When discussing topics such as racism, sexism, heterosexism, classism, cissexism and/or ablism, its super important that folks who are privileged in some or all of these areas check themselves. If you think it might be oppressive, think twice. And if you do say something oppressive and someone calls you out, listen. Listen and don’t do it again. These conversations need to be had, to be sure. But the needs of the oppressed must always be centered.


About witchymorgan

I'm a 22 year old womanist, sex positive, pansexual, polyamorous, queer, bruja, transwoman. Social justice activist by day, social justice activist by night. Fun! View all posts by witchymorgan

3 responses to “Post the Eighty-First or On Risk and Good Will

  • Kunda Wicce

    Intention: an aim, a plan, a purpose.

    As I sweep thru my multi-cultural neighborhood in my all-paid for, air-conditioned hybrid car, driving mostly past people of color who are walking in the heat and have no vehicle at all, I have the intention of harming none, and the value of that intention to those walking in the heat is dependent on our interaction. The value might be neutral or zero if no interactions occur. If my intention led me to drive more carefully and to look out for that harried Latina mother with her little boy in hand who stepped out from the front of a bus into a street with oncoming traffic, then my intention had positive value.

    But if I trip up and harm someone, I can only hope I am lucky enough to have hurt a person who also has good intention and not a weapon. I could leave the encounter better informed and less prone to assumptions about the experiences of other people.
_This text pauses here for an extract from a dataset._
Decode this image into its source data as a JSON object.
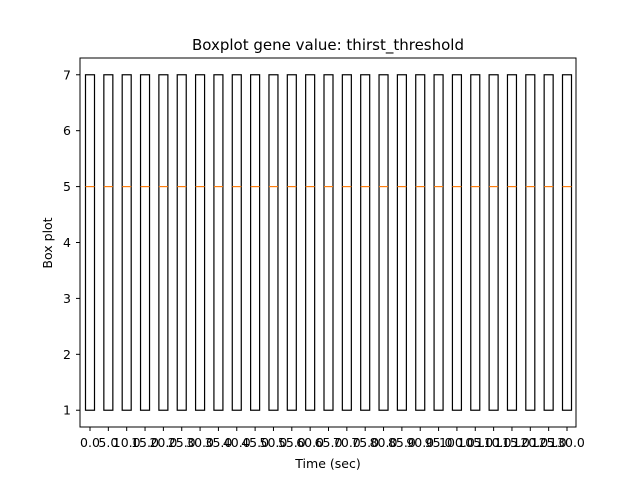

    This discussion has brought to memory a tragedy worthy of Sophocles and Euripides. Here in Austin a couple of years ago during a holiday weekend, a Latino man jumped from a truck to render aid to a 10-yr old Afro-American boy who had run into the street and been hit by that same truck. Best of intentions. The boy’s partying relatives beat the man to death.
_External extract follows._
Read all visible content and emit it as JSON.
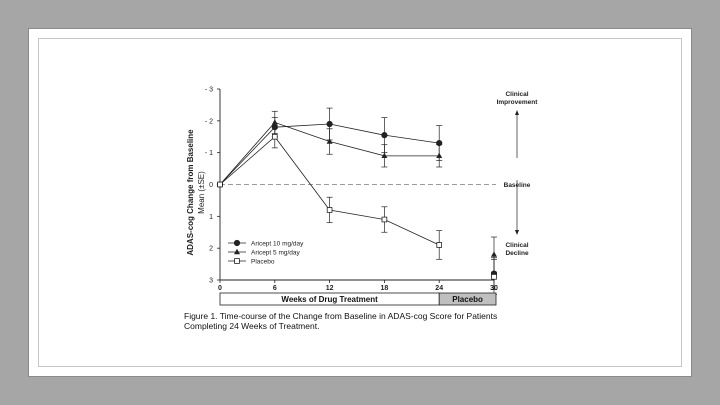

    Certainly good intention is not enough. It would be more useful for the course teacher to ask students to be aware of the large possibility of anger and sadness. She could call for an intention/commitment of making as much kind and patient space for their expression as possible. Notice for class: “Storm warning – strong winds, hail, rain and fire likely.”

  • Quinn

    I’m not advocating for this kind of set up, but in an attempt to find some wiggle room, lets say assuming “good intentions” can be an invitation for addressing the very issues you brought up. I totally agree that good intentions shouldn’t excuse someone from checking their shit. If a classmate says/does something wack and you’re assuming good intentions, you can *assume* they don’t really want to create an unsafe learning environment by perpetuating oppressive attitudes and behaviors. “Oopsies”. So there should be nothing wrong with informing them of how they are affecting you. Likewise, you should get the same courtesy and have it assumed that you am trying to maintain a safe-space and not just be the “politically correct police” or something.

    BTW, I just discovered this blog and I’m really enjoying it. Its great to see my queer, trans comrades of color making some noise and fighting for liberation. Love&Solidarity!

    • witchymorgan

      Totally. But like I said, just because they don’t mean to, or don’t think they are, doesn’t mean that they aren’t creating an unsafe space. Intentions are not magical.

      And I’m glad that you enjoy my writing! Come around and comment often, if you’d like 🙂 and share with your friends!